My wife posted these on her facebook. Brought back a few memories... You can see I had a passion for animals for quite some time 

Me on the right with "Itchy" (or it may be "Scratchy" - we had 2 black cats)






Some poor turtle. RES I think. Was not healthy when I got it. Probably only lived a year or so. We really had no clue back then. Just tried our best... I had a box turtle I found in our back yard (Western WA - so must have escaped) a year or 2 before this:





This guy was lots of fun. Took it to 'show and tell'. But poor thing was not properly cared for. Again, we tried, but in retrospect - major FAIL:





Our pony "Ringo". I think I was one of the only people who he would let ride him. But I had to have the switch visible...





Love my sweater vest! We just watched "Sky Rocket" be born to his mother "Babe".


----------



## Yvonne G (Mar 4, 2010)

Forget the sweater vest...LOVE those "wild and crazy guys" pants on the two of you!!!


----------



## terryo (Mar 4, 2010)

There's Chad with all his animals....hasn't changed a bit....just a little taller. Great pictures.


----------



## Yvonne G (Mar 4, 2010)

All these years I was wishing I had a scanner so I could get my old photos into the computer, and it looks like all you did was take a picture with your digital camera of the snap shots, huh? They turned out good enough to see, and that's all that's important.


----------



## terryo (Mar 4, 2010)

Wait...you mean all they did was take a picture of an old picture with a camera? I would have never thought of that...wow! what a good idea.


----------



## ChiKat (Mar 4, 2010)

haha I've taken pictures of old pictures with my digi cam when I've been too lazy to scan them  

Great pics Chad! Such a cute little child 
Hmm we should have a forum members baby pics thread!


----------



## Stephanie Logan (Mar 4, 2010)

I love the chocolate milk (?) face on your brother in that first photo. 
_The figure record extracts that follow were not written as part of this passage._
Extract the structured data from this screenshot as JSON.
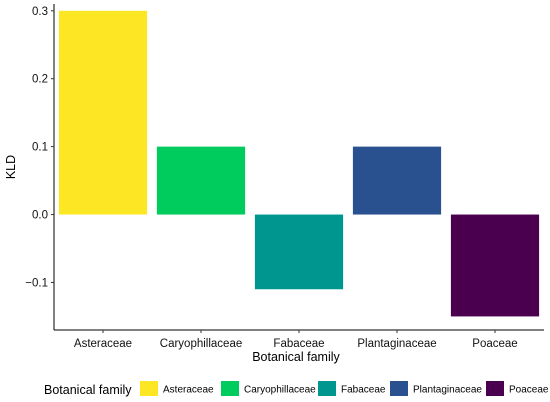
{
  "chart_data": {
    "type": "bar",
    "categories": [
      "Asteraceae",
      "Caryophillaceae",
      "Fabaceae",
      "Plantaginaceae",
      "Poaceae"
    ],
    "values": [
      0.3,
      0.1,
      -0.11,
      0.1,
      -0.15
    ],
    "colors": [
      "#FDE725",
      "#00CC5E",
      "#009690",
      "#29508F",
      "#4A004F"
    ],
    "title": "",
    "xlabel": "Botanical family",
    "ylabel": "KLD",
    "ylim": [
      -0.17,
      0.31
    ],
    "yticks": [
      -0.1,
      0.0,
      0.1,
      0.2,
      0.3
    ],
    "ytick_labels": [
      "−0.1",
      "0.0",
      "0.1",
      "0.2",
      "0.3"
    ],
    "grid": false,
    "legend": {
      "title": "Botanical family",
      "position": "bottom",
      "entries": [
        "Asteraceae",
        "Caryophillaceae",
        "Fabaceae",
        "Plantaginaceae",
        "Poaceae"
      ]
    }
  }
}
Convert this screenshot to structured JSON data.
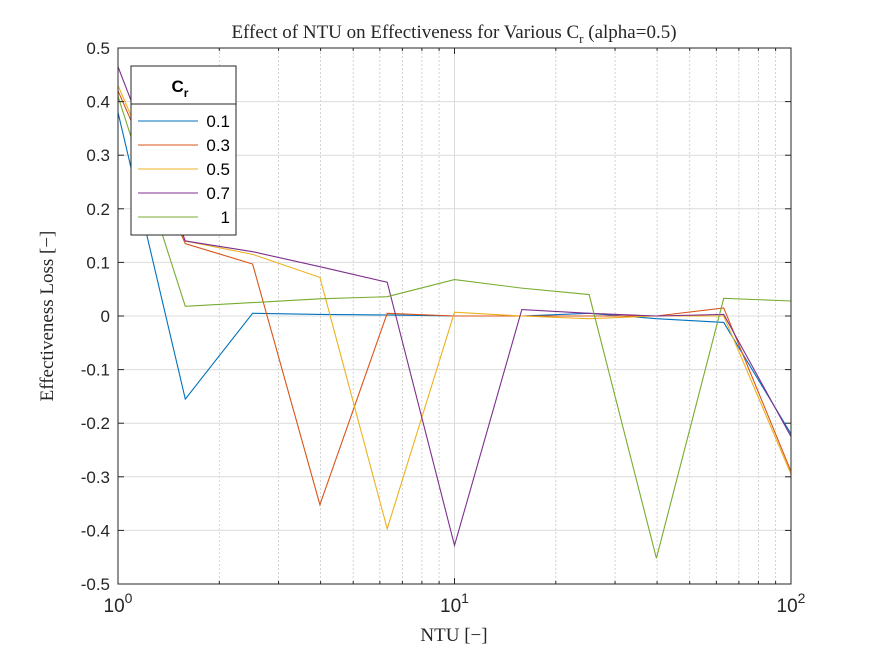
{
  "chart_data": {
    "type": "line",
    "title_main": "Effect of NTU on Effectiveness for Various C",
    "title_sub": "r",
    "title_tail": " (alpha=0.5)",
    "xlabel": "NTU [−]",
    "ylabel": "Effectiveness Loss [−]",
    "xscale": "log",
    "xlim": [
      1,
      100
    ],
    "ylim": [
      -0.5,
      0.5
    ],
    "grid": true,
    "minor_grid_x": true,
    "x_ticks": [
      {
        "base": "10",
        "exp": "0"
      },
      {
        "base": "10",
        "exp": "1"
      },
      {
        "base": "10",
        "exp": "2"
      }
    ],
    "y_ticks": [
      "-0.5",
      "-0.4",
      "-0.3",
      "-0.2",
      "-0.1",
      "0",
      "0.1",
      "0.2",
      "0.3",
      "0.4",
      "0.5"
    ],
    "legend": {
      "title_main": "C",
      "title_sub": "r",
      "placement": "top-left"
    },
    "x": [
      1,
      1.585,
      2.512,
      3.981,
      6.31,
      10,
      15.85,
      25.12,
      39.81,
      63.1,
      100
    ],
    "series": [
      {
        "name": "0.1",
        "color": "#0072BD",
        "values": [
          0.38,
          -0.155,
          0.005,
          0.003,
          0.002,
          0.0,
          0.0,
          0.005,
          -0.005,
          -0.012,
          -0.22
        ]
      },
      {
        "name": "0.3",
        "color": "#D95319",
        "values": [
          0.42,
          0.135,
          0.097,
          -0.352,
          0.005,
          0.0,
          0.0,
          0.0,
          0.0,
          0.015,
          -0.29
        ]
      },
      {
        "name": "0.5",
        "color": "#EDB120",
        "values": [
          0.43,
          0.14,
          0.115,
          0.072,
          -0.397,
          0.007,
          0.0,
          -0.005,
          0.0,
          0.0,
          -0.295
        ]
      },
      {
        "name": "0.7",
        "color": "#7E2F8E",
        "values": [
          0.465,
          0.14,
          0.12,
          0.092,
          0.063,
          -0.428,
          0.012,
          0.005,
          0.0,
          0.003,
          -0.225
        ]
      },
      {
        "name": "1",
        "color": "#77AC30",
        "values": [
          0.41,
          0.018,
          0.025,
          0.032,
          0.036,
          0.068,
          0.052,
          0.04,
          -0.452,
          0.033,
          0.028
        ]
      }
    ]
  }
}
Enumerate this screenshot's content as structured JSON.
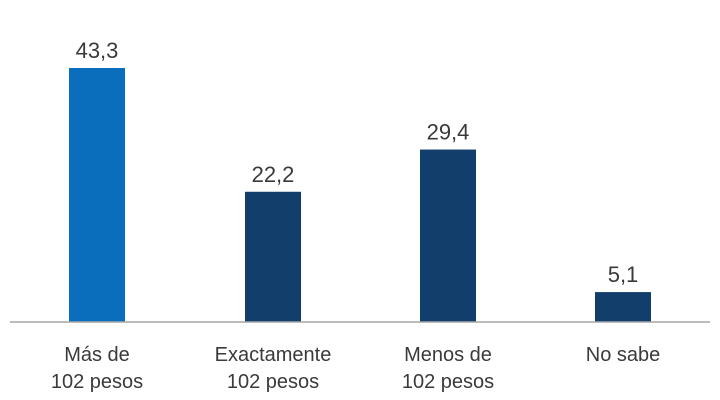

Yes, you seventies kids definitely suffered more in the style department... while your mother put you in those plaid trousers, I was wearing my Catholic school uniform with knee socks and hiking boots (remember "waffle stompers?"), so looked much cuter, I'm sure...

I would have given my right hand to have a horse when I was a kid...you lucky ___________!


----------



## terracolson (Mar 4, 2010)

I want those pants.. they are so cool!


----------



## chadk (Mar 4, 2010)

emysemys said:


> All these years I was wishing I had a scanner so I could get my old photos into the computer, and it looks like all you did was take a picture with your digital camera of the snap shots, huh? They turned out good enough to see, and that's all that's important.



Yep, works great.. Takes a little trial and error so you don't get a glare. The main reason the pics don't look too great is the quality and age and abuse of the originals. We done the with professional pics (shhhhh) and you can hardly tell.


----------



## egyptiandan (Mar 5, 2010)

Great pictures Chad 

The turtle is a male Western painted turtle, _Chrysemys picta bellii_.

Danny


----------